According to the Final Notice issued by the FCA, Liberty had entered into a relationship with a third party coverholder (Coverholder) which enabled the Coverholder to provide mobile phone insurance to UK retail customers. Though underwritten by Liberty, functions such as claims adjustment and complaints handling were provided by the Coverholder – which was itself authorised. Liberty retained the regulatory responsibility to ensure that such claims and complaints complied with requirements.  It was aware this new venture carried regulatory risks and that it was not best placed to police compliance, yet did not carry out a proper risk assessment and implement appropriate board level responsibility.

 The FCA highlighted a number of issues with the claims and complaints handling by the Coverholder:

  • Some claims were unfairly rejected or not properly investigated. Certain customers complained about this and subsequently had their original decision overturned creating a ‘de facto two stage claims process’;
  • Some complaints were dismissed without the Coverholder having undertaken a full investigation.

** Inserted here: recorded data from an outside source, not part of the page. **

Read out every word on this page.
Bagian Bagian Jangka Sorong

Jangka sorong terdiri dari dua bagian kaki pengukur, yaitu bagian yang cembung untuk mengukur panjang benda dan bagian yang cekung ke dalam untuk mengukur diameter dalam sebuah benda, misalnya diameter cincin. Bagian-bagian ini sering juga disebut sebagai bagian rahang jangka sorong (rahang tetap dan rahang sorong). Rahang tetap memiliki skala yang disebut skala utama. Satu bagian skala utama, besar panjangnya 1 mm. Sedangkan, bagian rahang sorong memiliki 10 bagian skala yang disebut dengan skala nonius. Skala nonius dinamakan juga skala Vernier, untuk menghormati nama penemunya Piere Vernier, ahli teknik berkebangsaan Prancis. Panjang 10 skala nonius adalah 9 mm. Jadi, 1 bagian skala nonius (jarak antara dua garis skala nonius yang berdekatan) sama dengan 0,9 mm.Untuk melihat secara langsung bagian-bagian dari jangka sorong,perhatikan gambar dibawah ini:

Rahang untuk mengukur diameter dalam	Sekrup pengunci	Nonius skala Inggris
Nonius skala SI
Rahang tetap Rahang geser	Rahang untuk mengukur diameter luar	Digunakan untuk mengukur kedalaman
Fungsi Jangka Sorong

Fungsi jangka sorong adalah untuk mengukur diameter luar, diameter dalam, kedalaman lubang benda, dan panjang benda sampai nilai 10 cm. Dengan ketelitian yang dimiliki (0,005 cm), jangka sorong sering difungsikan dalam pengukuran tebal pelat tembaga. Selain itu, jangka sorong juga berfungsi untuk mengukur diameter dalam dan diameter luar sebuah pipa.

After FCA’s 2013 report into the market, Liberty enhanced its oversight of the third party which ultimately led to it appointing a Skilled Person to carry out a review, after spending significant time working to understand the Coverholder’s business model.

The FCA concluded that Liberty had breached Principle 3 (Management and Control) and Principle 6 (Customers’ interests) of the Principles for Business.  It said the failings were particularly serious because they caused the risk of loss to individual consumers and showed systemic weaknesses in Liberty’s procedures and management systems. Despite the fact the Coverholder was authorised, Liberty could not entrust the design and handling of the complaints process to it.

Liberty and the Coverholder had undertaken a voluntary redress and remediation exercise prior to the start of the Enforcement investigation. This was in respect of claims which may have been unfairly rejected by the Coverholder. The redress offered to customers was nearly £4 million which was taken into consideration when the FCA calculated the financial penalty. FCA also took into account the improvements Liberty had made, the appointment of external consultants and the fact it no longer writes the cover.  In addition, the financial penalty would have been £7,544,000 but for Liberty settling at an early stage and being eligible for a 30% discount.